Quanto a “Dora Maar-Picasso”, ovvero “la questione femminile nel campo artistico”, Dora ci fa immergere con i suoi ricordi nella genesi del grande dipinto di Picasso Guernica (1937) e rievoca la sua relazione travagliata con il famoso pittore, che a un certo punto la fa sentire “derubata della vita, degli affetti, dell’anima”. Lei che si è completamente dedicata per sette anni al suo amante, non solo come fotografa, che documenta e colleziona ogni piccola cosa del suo uomo, ma anche come pittrice che ricopia con piccolissime varianti le opere di lui, e perfino come poetessa, si rende conto che Picasso ama solo se stesso: “Tu Pablo non hai amato veramente nessuno nella tua vita. Non sai cosa sia l’amore… credi di saperlo ma non lo sai. Le donne entrano ed escono così facilmente dalla tua vita: tu le fissi sulla tela e quando sei stanco, le getti via”. Dora rievoca il suo malessere psicofisico dovuto all’abbandono, la “follia di averlo troppo amato”, ma, dopo tanto dolore, vuole ricordare solo la grandezza di artista di Pablo e il suo impegno politico.

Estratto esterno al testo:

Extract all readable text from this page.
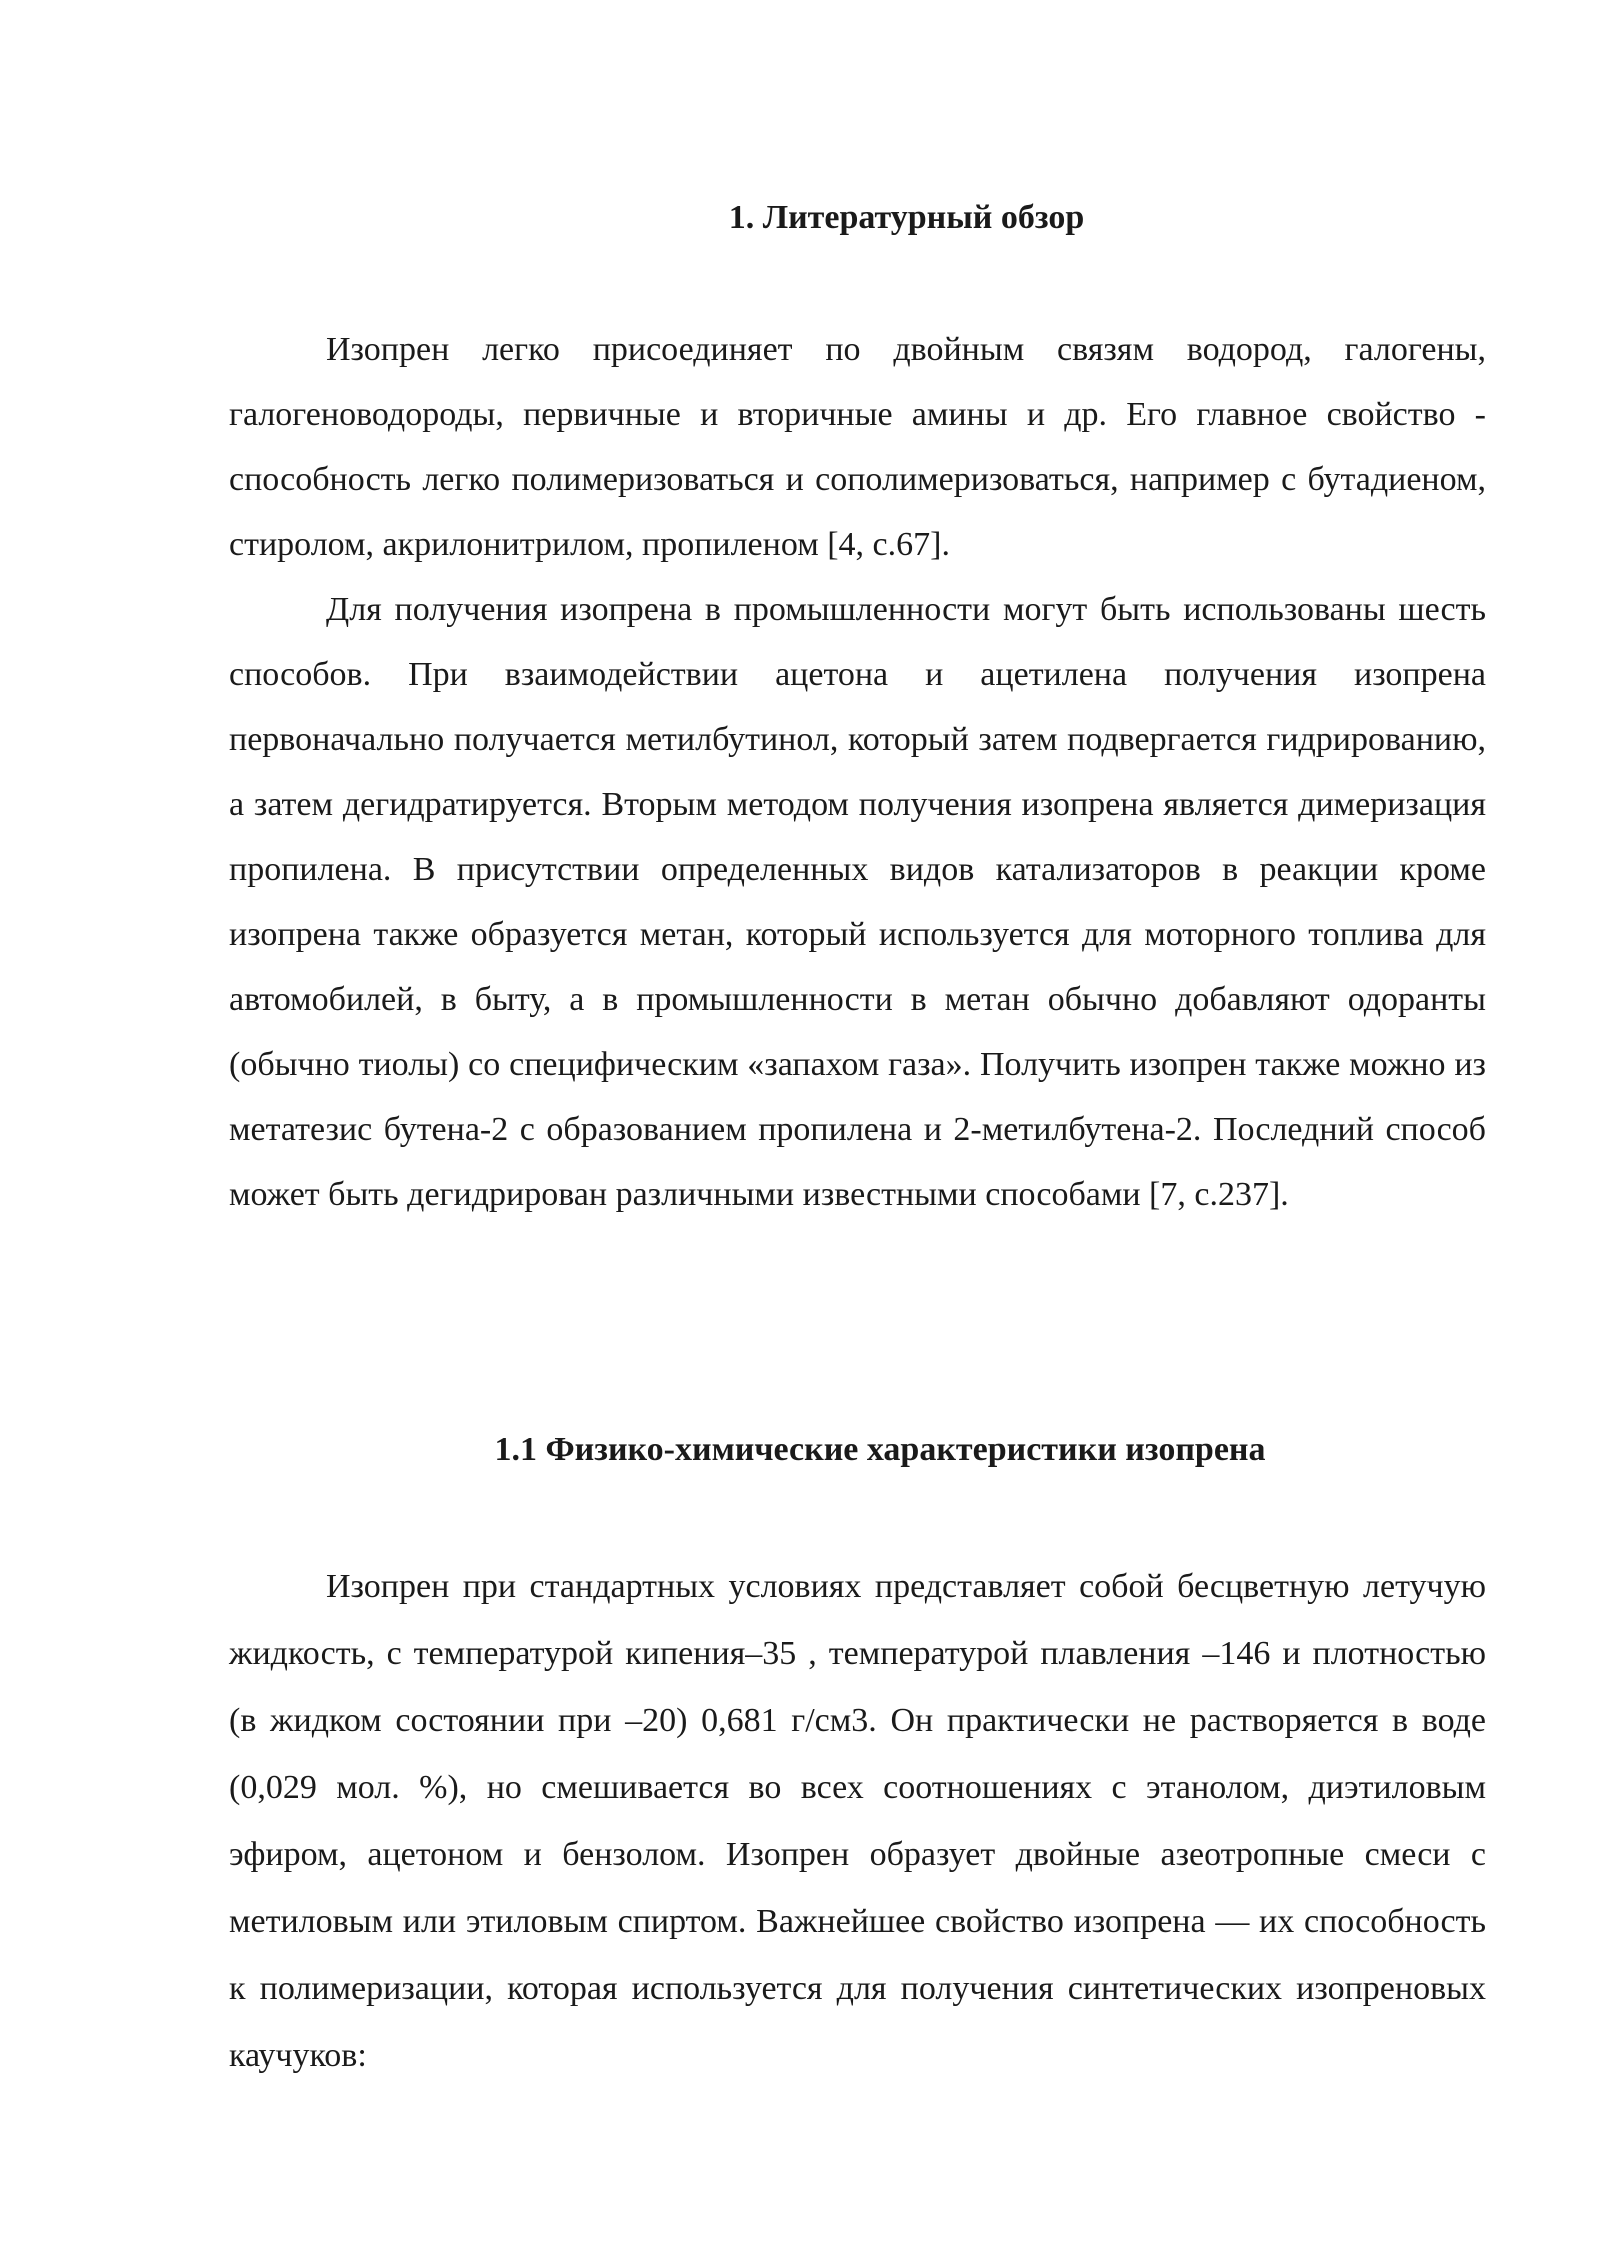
1. Литературный обзор

Изопрен легко присоединяет по двойным связям водород, галогены, галогеноводороды, первичные и вторичные амины и др. Его главное свойство - способность легко полимеризоваться и сополимеризоваться, например с бутадиеном, стиролом, акрилонитрилом, пропиленом [4, с.67].

Для получения изопрена в промышленности могут быть использованы шесть способов. При взаимодействии ацетона и ацетилена получения изопрена первоначально получается метилбутинол, который затем подвергается гидрированию, а затем дегидратируется. Вторым методом получения изопрена является димеризация пропилена. В присутствии определенных видов катализаторов в реакции кроме изопрена также образуется метан, который используется для моторного топлива для автомобилей, в быту, а в промышленности в метан обычно добавляют одоранты (обычно тиолы) со специфическим «запахом газа». Получить изопрен также можно из метатезис бутена-2 с образованием пропилена и 2-метилбутена-2. Последний способ может быть дегидрирован различными известными способами [7, с.237].

1.1 Физико-химические характеристики изопрена

Изопрен при стандартных условиях представляет собой бесцветную летучую жидкость, с температурой кипения–35 , температурой плавления –146 и плотностью (в жидком состоянии при –20) 0,681 г/см3. Он практически не растворяется в воде (0,029 мол. %), но смешивается во всех соотношениях с этанолом, диэтиловым эфиром, ацетоном и бензолом. Изопрен образует двойные азеотропные смеси с метиловым или этиловым спиртом. Важнейшее свойство изопрена — их способность к полимеризации, которая используется для получения синтетических изопреновых каучуков:
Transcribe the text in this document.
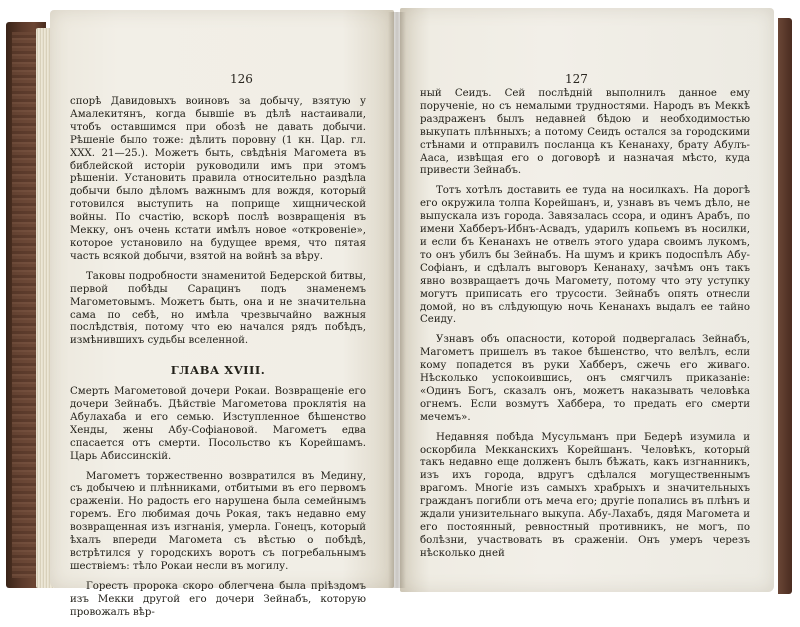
126	127

спорѣ Давидовыхъ воиновъ за добычу, взятую у Амалекитянъ, когда бывшіе въ дѣлѣ настаивали, чтобъ оставшимся при обозѣ не давать добычи. Рѣшеніе было тоже: дѣлить поровну (1 кн. Цар. гл. XXX. 21—25.). Можетъ быть, свѣдѣнія Магомета въ библейской исторіи руководили имъ при этомъ рѣшеніи. Установить правила относительно раздѣла добычи было дѣломъ важнымъ для вождя, который готовился выступить на поприще хищнической войны. По счастію, вскорѣ послѣ возвращенія въ Мекку, онъ очень кстати имѣлъ новое «откровеніе», которое установило на будущее время, что пятая часть всякой добычи, взятой на войнѣ за вѣру.

Таковы подробности знаменитой Бедерской битвы, первой побѣды Сарацинъ подъ знаменемъ Магометовымъ. Можетъ быть, она и не значительна сама по себѣ, но имѣла чрезвычайно важныя послѣдствія, потому что ею начался рядъ побѣдъ, измѣнившихъ судьбы вселенной.

ГЛАВА XVIII.

Смерть Магометовой дочери Рокаи. Возвращеніе его дочери Зейнабъ. Дѣйствіе Магометова проклятія на Абулахаба и его семью. Изступленное бѣшенство Хенды, жены Абу-Софіановой. Магометъ едва спасается отъ смерти. Посольство къ Корейшамъ. Царь Абиссинскій.

Магометъ торжественно возвратился въ Медину, съ добычею и плѣнниками, отбитыми въ его первомъ сраженіи. Но радость его нарушена была семейнымъ горемъ. Его любимая дочь Рокая, такъ недавно ему возвращенная изъ изгнанія, умерла. Гонецъ, который ѣхалъ впереди Магомета съ вѣстью о побѣдѣ, встрѣтился у городскихъ воротъ съ погребальнымъ шествіемъ: тѣло Рокаи несли въ могилу.

Горесть пророка скоро облегчена была пріѣздомъ изъ Мекки другой его дочери Зейнабъ, которую провожалъ вѣр-

ный Сеидъ. Сей послѣдній выполнилъ данное ему порученіе, но съ немалыми трудностями. Народъ въ Меккѣ раздраженъ былъ недавней бѣдою и необходимостью выкупать плѣнныхъ; а потому Сеидъ остался за городскими стѣнами и отправилъ посланца къ Кенанаху, брату Абулъ-Ааса, извѣщая его о договорѣ и назначая мѣсто, куда привести Зейнабъ.

Тотъ хотѣлъ доставить ее туда на носилкахъ. На дорогѣ его окружила толпа Корейшанъ, и, узнавъ въ чемъ дѣло, не выпускала изъ города. Завязалась ссора, и одинъ Арабъ, по имени Хабберъ-Ибнъ-Асвадъ, ударилъ копьемъ въ носилки, и если бъ Кенанахъ не отвелъ этого удара своимъ лукомъ, то онъ убилъ бы Зейнабъ. На шумъ и крикъ подоспѣлъ Абу-Софіанъ, и сдѣлалъ выговоръ Кенанаху, зачѣмъ онъ такъ явно возвращаетъ дочь Магомету, потому что эту уступку могутъ приписать его трусости. Зейнабъ опять отнесли домой, но въ слѣдующую ночь Кенанахъ выдалъ ее тайно Сеиду.

Узнавъ объ опасности, которой подвергалась Зейнабъ, Магометъ пришелъ въ такое бѣшенство, что велѣлъ, если кому попадется въ руки Хабберъ, сжечь его живаго. Нѣсколько успокоившись, онъ смягчилъ приказаніе: «Одинъ Богъ, сказалъ онъ, можетъ наказывать человѣка огнемъ. Если возмутъ Хаббера, то предать его смерти мечемъ».

Недавняя побѣда Мусульманъ при Бедерѣ изумила и оскорбила Мекканскихъ Корейшанъ. Человѣкъ, который такъ недавно еще долженъ былъ бѣжать, какъ изгнанникъ, изъ ихъ города, вдругъ сдѣлался могущественнымъ врагомъ. Многіе изъ самыхъ храбрыхъ и значительныхъ гражданъ погибли отъ меча его; другіе попались въ плѣнъ и ждали унизительнаго выкупа. Абу-Лахабъ, дядя Магомета и его постоянный, ревностный противникъ, не могъ, по болѣзни, участвовать въ сраженіи. Онъ умеръ черезъ нѣсколько дней
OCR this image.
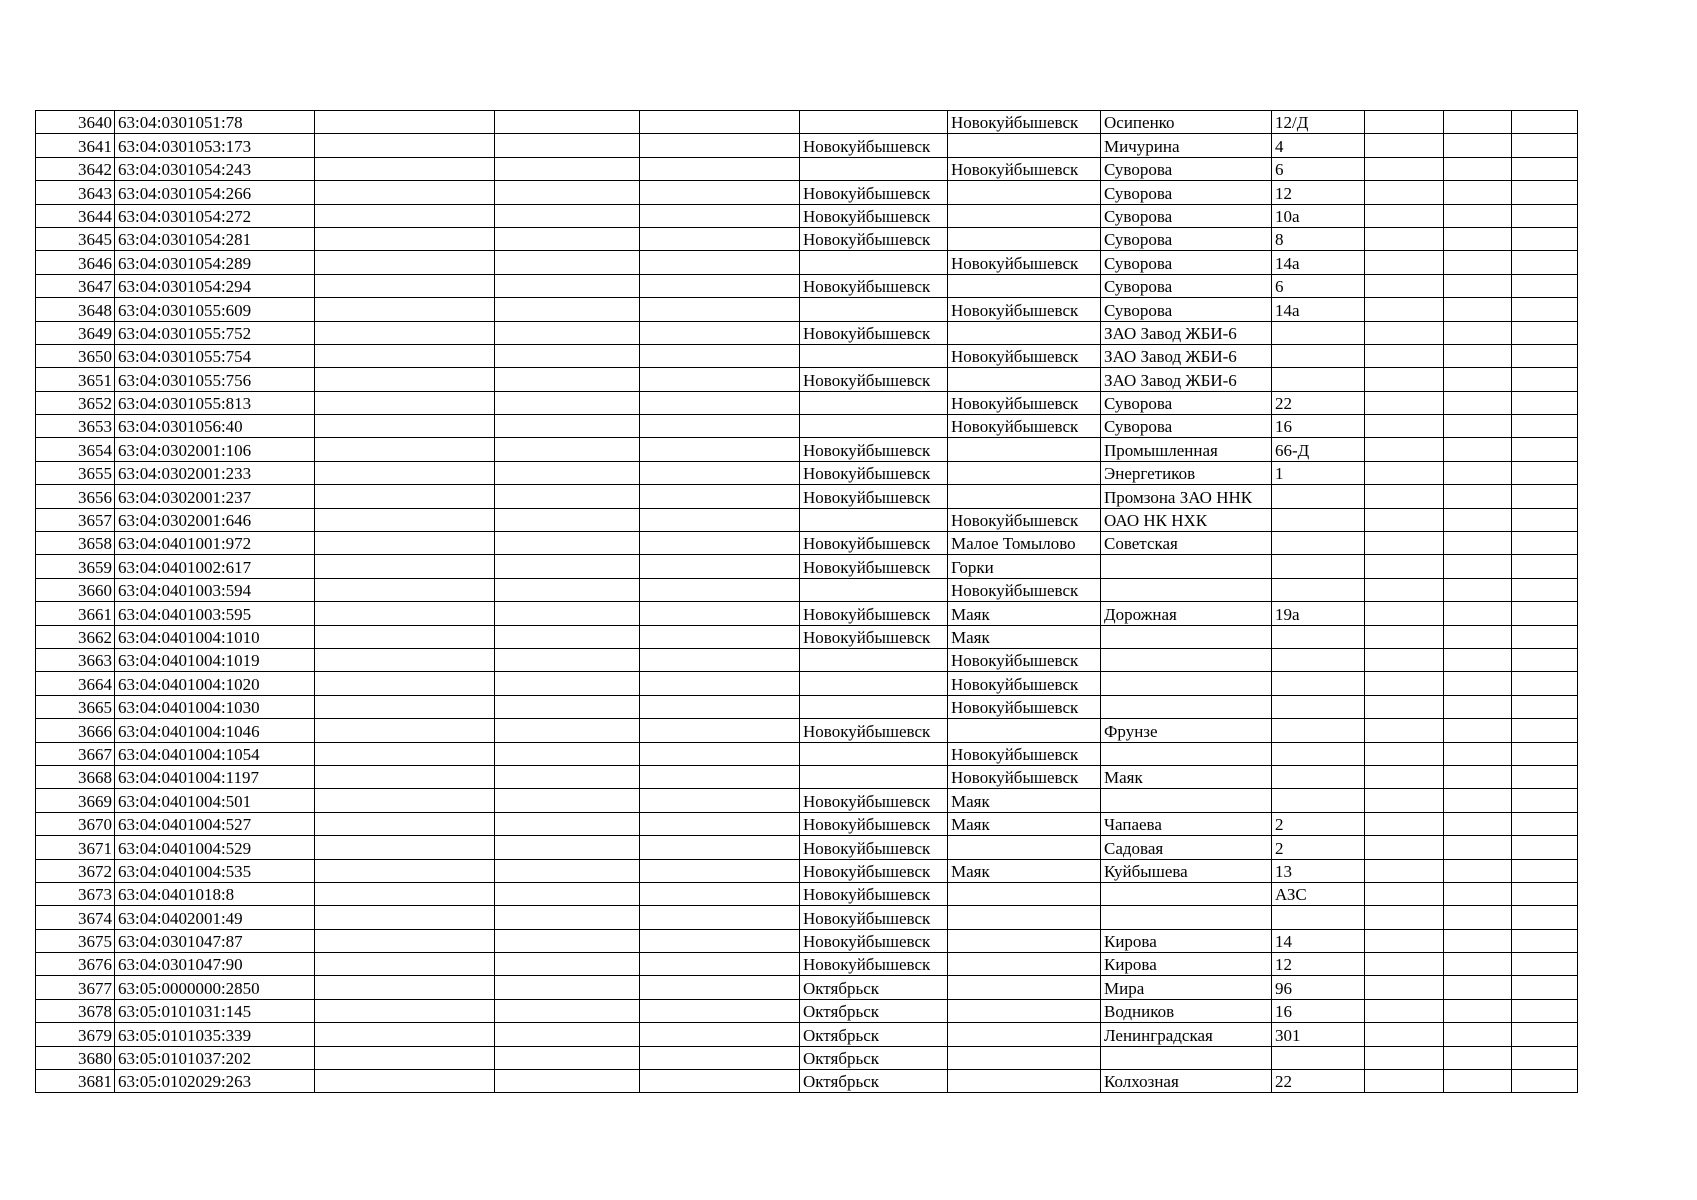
3640	63:04:0301051:78					Новокуйбышевск	Осипенко	12/Д			
3641	63:04:0301053:173				Новокуйбышевск		Мичурина	4			
3642	63:04:0301054:243					Новокуйбышевск	Суворова	6			
3643	63:04:0301054:266				Новокуйбышевск		Суворова	12			
3644	63:04:0301054:272				Новокуйбышевск		Суворова	10а			
3645	63:04:0301054:281				Новокуйбышевск		Суворова	8			
3646	63:04:0301054:289					Новокуйбышевск	Суворова	14а			
3647	63:04:0301054:294				Новокуйбышевск		Суворова	6			
3648	63:04:0301055:609					Новокуйбышевск	Суворова	14а			
3649	63:04:0301055:752				Новокуйбышевск		ЗАО Завод ЖБИ-6				
3650	63:04:0301055:754					Новокуйбышевск	ЗАО Завод ЖБИ-6				
3651	63:04:0301055:756				Новокуйбышевск		ЗАО Завод ЖБИ-6				
3652	63:04:0301055:813					Новокуйбышевск	Суворова	22			
3653	63:04:0301056:40					Новокуйбышевск	Суворова	16			
3654	63:04:0302001:106				Новокуйбышевск		Промышленная	66-Д			
3655	63:04:0302001:233				Новокуйбышевск		Энергетиков	1			
3656	63:04:0302001:237				Новокуйбышевск		Промзона ЗАО ННК				
3657	63:04:0302001:646					Новокуйбышевск	ОАО НК НХК				
3658	63:04:0401001:972				Новокуйбышевск	Малое Томылово	Советская				
3659	63:04:0401002:617				Новокуйбышевск	Горки					
3660	63:04:0401003:594					Новокуйбышевск					
3661	63:04:0401003:595				Новокуйбышевск	Маяк	Дорожная	19а			
3662	63:04:0401004:1010				Новокуйбышевск	Маяк					
3663	63:04:0401004:1019					Новокуйбышевск					
3664	63:04:0401004:1020					Новокуйбышевск					
3665	63:04:0401004:1030					Новокуйбышевск					
3666	63:04:0401004:1046				Новокуйбышевск		Фрунзе				
3667	63:04:0401004:1054					Новокуйбышевск					
3668	63:04:0401004:1197					Новокуйбышевск	Маяк				
3669	63:04:0401004:501				Новокуйбышевск	Маяк					
3670	63:04:0401004:527				Новокуйбышевск	Маяк	Чапаева	2			
3671	63:04:0401004:529				Новокуйбышевск		Садовая	2			
3672	63:04:0401004:535				Новокуйбышевск	Маяк	Куйбышева	13			
3673	63:04:0401018:8				Новокуйбышевск			АЗС			
3674	63:04:0402001:49				Новокуйбышевск						
3675	63:04:0301047:87				Новокуйбышевск		Кирова	14			
3676	63:04:0301047:90				Новокуйбышевск		Кирова	12			
3677	63:05:0000000:2850				Октябрьск		Мира	96			
3678	63:05:0101031:145				Октябрьск		Водников	16			
3679	63:05:0101035:339				Октябрьск		Ленинградская	301			
3680	63:05:0101037:202				Октябрьск						
3681	63:05:0102029:263				Октябрьск		Колхозная	22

Si tratta indubbiamente di testi drammatici colti, mai banali e intrisi di brani poetici, che ci stimolano sotto forma di conversazioni o monologhi immaginari ad approfondire la vita dei personaggi trattati e ad andare al di là del semplice momento storico evocato. Interessante è anche l’ampia descrizione dell’allestimento teatrale, spiegato nel testo da Vincenzo Sanfilippo e documentato da fotografie a colori.